Founded in 2008, the wind industry entrant claims that its innovative "Light Rotor" technology offers superior rotor performance and other added benefits compared to commonly applied cantilever type blades.
According to Norsetek co-founder Vidar Holmøy, these built-in advantages translate into substantial gains in cost effectiveness. It also means it is easier to transport the slender blades with an estimated 35% reduced mass.
Another claim is that the new technology enables the design of longer blades and lighter towers, which can decisively shift size-related limitations upwards. The rotor divides into sections, enabling easy handling and transport.
Common cantilever type rotor blades as a key characteristic are attached to the rotor hub at their blade root (only). Especially when these blades get longer both bending stresses near the blade root and deflection (backward bending caused by wind loads) increases.
One serious constraint is that under unfavourable circumstances the rather flexible blade tips can hit the tower. To avoid this suppliers/technology developers have been attempting to enhance blade stiffness characteristics by employing "thicker" airfoils near the blade root and/or to incorporate carbon fibres into highly stressed sections of the laminate.
Other available options are to increase the distance between tower and blades by for instance an inclined main shaft positioning and/or by applying rotor blade pre-coning.
Norsetek chose for a different approach, which it has dubbed a 'braced rotor solution'. Key design characteristic is that each blade is structurally stiffened in the axial (wind thrust) direction and in the rotor plane itself.
Holmøy explains that major blade stiffening is achieved by a combination of airfoil shaped stays (struts) and blade support members: "A much-reduced bending strain and much smaller blade tip deflection benefits translate into significant materials input and cost savings."
Furthermore, tensioning cables interconnect individual blades, a design measure aimed at counteracting flapwise bending in the rotor plane.

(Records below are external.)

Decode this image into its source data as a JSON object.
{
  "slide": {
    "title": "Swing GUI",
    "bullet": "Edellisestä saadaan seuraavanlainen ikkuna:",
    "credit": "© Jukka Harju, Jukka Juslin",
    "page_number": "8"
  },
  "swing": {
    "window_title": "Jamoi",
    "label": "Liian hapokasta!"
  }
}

This is an infamous phenomenon caused by the "hanging" blade mass that changes direction twice during each rotor revolution.
Holmøy says: "The Light Rotor system can be configured with either three or four rotor blades, but the latter is our preferred configuration for both structural and slightly superior aerodynamic efficiency reasons.
"While a four-bladed version may not turn into our final solution, it has several advantages for us to consider. One is in augmenting power through reducing tip loss and a second advantage is that it inherently smoothens loading and output power characteristics through increasing blade-passing frequency. Simultaneously the rotor mass penalty is only about 10% compared to a three-blade solution of similar size."
An important Light Rotor design feature is that a blade pitching capability has been retained, by adding a so-called ring connector bearing where each blade support is connected to its matching rotor blade.
Finally, the worldwide patent protected Light Rotor technology has been developed initially for a 5MW base-line onshore wind turbine with 129-meter rotor size. The solution has been analysed by consultancy firm GL Garrad Hassan and compared with a conventional light and state-of-the-art reference rotor of similar size.
"The aerodynamic design is considered sound. However a key issue that still needs more consideration and verification is the aerodynamic behaviour and especially drag related issues linked to the application of blade supports and blade stays," Holmøy concludes.